The Scottish Republican Socialist Movement, which has been affiliated to the party since 1999, backs left-wing groups that have been associated with violence across Ulster.

SRSM bosses regularly issue "solidarity" statements to the Irish Republican Socialist Party, whose military wing is thought to have murdered more than 100 people during the Troubles, including former Tory MP Airey Neave.

They also claim to be friendly with an IRA splinter group that opposes the "treacherous destruction of arms" and which criticises Sinn Fein leader Gerry Adams for being too moderate.

News of the relationship between the SSP and dissident outfits has led to calls for party leader Colin Fox to expel the SRSM, a faction that has already been kicked out of the SNP.

The row centres on statements on the SRSM's website endorsing groups that are against the Good Friday Agreement. One page describes the Republican Sinn Fein, a group which split from the Provisional movement in 1986, as "friends in Ireland".

But the RSF was last year named by the US State Department as a "foreign terrorist organisation", making it illegal for American citizens to support it and requiring US financial institutions to block its assets.

The hardliners oppose the peace process and refuse to negotiate with the British authorities unless a united Ireland is a precondition for talks. The group is also thought to be the political wing of the Continuity IRA, which Washington said was the "clandestine armed wing" of the RSF.

"[CIRA] has been active as a terror group since 1994 . . . it has carried out terrorist bombings and shootings, primarily in Belfast and the border areas of Northern Ireland." Another worry for Fox will be the SRSM's description of the IRSP as "comrades fighting for an Irish Socialist Republic".

The group's paramilitary wing, the INLA, is currently on ceasefire, but the guerrillas' most recent press release promised anyone using the INLA's name in the drugs trade would be "executed" - a threat posted on the IRSP's website.

The INLA gained notoriety in 1979 when it blew up the Tory Northern Ireland spokesman, Airey Neave, at Westminster. In 1982, it killed 17 people in the no-warning bombing of the Droppin' Well pub at Ballykelly.

One "solidarity statement" from the SRSM to the IRSP praised the latter's late leader Seamus Costello, while another recognised the organisation's "difficult struggle".

The SRSM comments are an embarrassment for the SSP, which has always shunned any link with terrorism. The republican group's extreme nationalism has worried party bosses and angered unionist members of the SSP. Recent moves by the SRSM include calling for an SSP boycott of the recent general election and for the party's stance on independence to be entrenched in its constitution.

An internal SSP discussion site was also shut down recently after it became a forum for bickering. John Patrick, the party's animal rights spokesman and SRSM member, called an SSP member a "British arsehole".

Last year, the SNP made the SRSM a banned organisation, and any Nationalist who fails to give up membership of the group faces being kicked out the party.

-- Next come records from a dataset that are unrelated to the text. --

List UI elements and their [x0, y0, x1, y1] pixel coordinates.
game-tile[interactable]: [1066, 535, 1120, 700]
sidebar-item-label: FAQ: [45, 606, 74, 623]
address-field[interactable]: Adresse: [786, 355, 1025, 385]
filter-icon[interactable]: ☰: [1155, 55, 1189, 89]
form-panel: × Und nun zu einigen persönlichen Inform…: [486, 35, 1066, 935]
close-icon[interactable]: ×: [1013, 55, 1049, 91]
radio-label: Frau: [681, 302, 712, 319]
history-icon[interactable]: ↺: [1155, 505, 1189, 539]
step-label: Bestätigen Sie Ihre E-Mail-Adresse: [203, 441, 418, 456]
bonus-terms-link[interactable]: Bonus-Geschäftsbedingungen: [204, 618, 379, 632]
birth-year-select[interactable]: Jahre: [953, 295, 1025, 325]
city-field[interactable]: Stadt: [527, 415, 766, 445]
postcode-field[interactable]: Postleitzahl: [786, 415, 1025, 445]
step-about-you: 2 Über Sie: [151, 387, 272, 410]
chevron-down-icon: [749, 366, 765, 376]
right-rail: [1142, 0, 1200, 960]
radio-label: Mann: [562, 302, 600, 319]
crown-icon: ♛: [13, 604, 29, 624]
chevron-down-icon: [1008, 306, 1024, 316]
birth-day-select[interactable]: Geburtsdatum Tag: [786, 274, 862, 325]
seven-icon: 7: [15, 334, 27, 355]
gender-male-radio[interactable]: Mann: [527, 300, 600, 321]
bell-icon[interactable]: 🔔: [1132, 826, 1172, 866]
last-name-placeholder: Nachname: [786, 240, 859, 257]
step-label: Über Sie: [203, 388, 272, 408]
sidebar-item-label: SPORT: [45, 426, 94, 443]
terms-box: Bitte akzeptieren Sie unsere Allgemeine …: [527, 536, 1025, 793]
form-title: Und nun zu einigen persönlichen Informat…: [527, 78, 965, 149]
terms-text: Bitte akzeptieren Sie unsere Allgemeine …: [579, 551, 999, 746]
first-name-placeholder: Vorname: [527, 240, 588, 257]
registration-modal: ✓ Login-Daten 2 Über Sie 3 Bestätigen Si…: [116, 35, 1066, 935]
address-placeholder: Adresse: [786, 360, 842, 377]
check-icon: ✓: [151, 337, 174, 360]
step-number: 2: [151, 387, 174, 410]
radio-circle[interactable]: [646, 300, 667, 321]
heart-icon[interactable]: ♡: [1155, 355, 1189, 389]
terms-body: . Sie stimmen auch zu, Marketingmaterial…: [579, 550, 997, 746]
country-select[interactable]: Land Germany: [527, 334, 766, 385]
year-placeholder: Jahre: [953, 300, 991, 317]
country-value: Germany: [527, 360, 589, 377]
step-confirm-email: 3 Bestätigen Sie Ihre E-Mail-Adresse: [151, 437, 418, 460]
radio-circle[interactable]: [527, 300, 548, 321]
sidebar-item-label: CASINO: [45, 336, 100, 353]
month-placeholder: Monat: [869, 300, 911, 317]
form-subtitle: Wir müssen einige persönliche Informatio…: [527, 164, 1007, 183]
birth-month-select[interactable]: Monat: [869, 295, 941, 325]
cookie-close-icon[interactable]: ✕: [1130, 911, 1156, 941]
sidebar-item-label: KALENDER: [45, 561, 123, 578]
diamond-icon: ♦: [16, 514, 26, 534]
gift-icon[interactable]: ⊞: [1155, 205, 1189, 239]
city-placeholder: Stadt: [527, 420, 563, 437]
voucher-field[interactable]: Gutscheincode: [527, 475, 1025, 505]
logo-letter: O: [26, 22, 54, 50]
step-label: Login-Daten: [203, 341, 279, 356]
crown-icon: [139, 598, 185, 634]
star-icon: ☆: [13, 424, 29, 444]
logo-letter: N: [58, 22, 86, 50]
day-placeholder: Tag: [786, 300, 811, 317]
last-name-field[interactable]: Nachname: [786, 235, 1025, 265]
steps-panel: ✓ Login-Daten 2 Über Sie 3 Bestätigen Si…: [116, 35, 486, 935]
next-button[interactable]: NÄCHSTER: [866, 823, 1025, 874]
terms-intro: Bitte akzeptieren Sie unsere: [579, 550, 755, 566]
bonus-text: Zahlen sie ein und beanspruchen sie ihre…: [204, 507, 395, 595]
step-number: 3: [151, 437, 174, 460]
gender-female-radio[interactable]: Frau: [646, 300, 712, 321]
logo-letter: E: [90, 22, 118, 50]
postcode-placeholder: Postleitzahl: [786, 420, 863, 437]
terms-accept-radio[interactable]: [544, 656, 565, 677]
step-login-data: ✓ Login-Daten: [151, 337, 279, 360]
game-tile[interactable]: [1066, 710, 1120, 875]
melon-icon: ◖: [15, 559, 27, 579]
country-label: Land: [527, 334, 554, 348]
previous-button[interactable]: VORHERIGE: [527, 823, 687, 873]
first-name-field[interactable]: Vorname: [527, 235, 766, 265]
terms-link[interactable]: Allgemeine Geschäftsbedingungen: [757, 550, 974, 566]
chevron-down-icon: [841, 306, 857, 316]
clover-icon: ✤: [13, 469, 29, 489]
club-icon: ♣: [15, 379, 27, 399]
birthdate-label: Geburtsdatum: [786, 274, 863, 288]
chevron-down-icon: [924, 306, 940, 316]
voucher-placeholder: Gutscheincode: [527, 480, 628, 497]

But Patrick told the Sunday Herald his organisation was free to speak to people with an interest in breaking up Britain. He said: "Our relationship is based on solidarity in trying to break up the British state. There is no direct political link between us and those organisations." Tory MSP Brian Monteith, whose friends Ian Gow and Edgar Graham were murdered by republican terrorists, said: "A complete, unequivocal disassociation with groups that support the rule of the gun in Ireland should be given by the SSP, along with the severance of any links with socialist factions that support these groups. Nothing less will suffice." An SSP spokesperson declined to support the ejection of the SRSM from the party:

"The SSP has thousands of members who embrace a range of views on Ireland. We're probably unique in Scottish politics in having invited on to our platforms members of organisations, from both sides of the divide in Ireland, which have at one time or another been labelled 'terrorist'."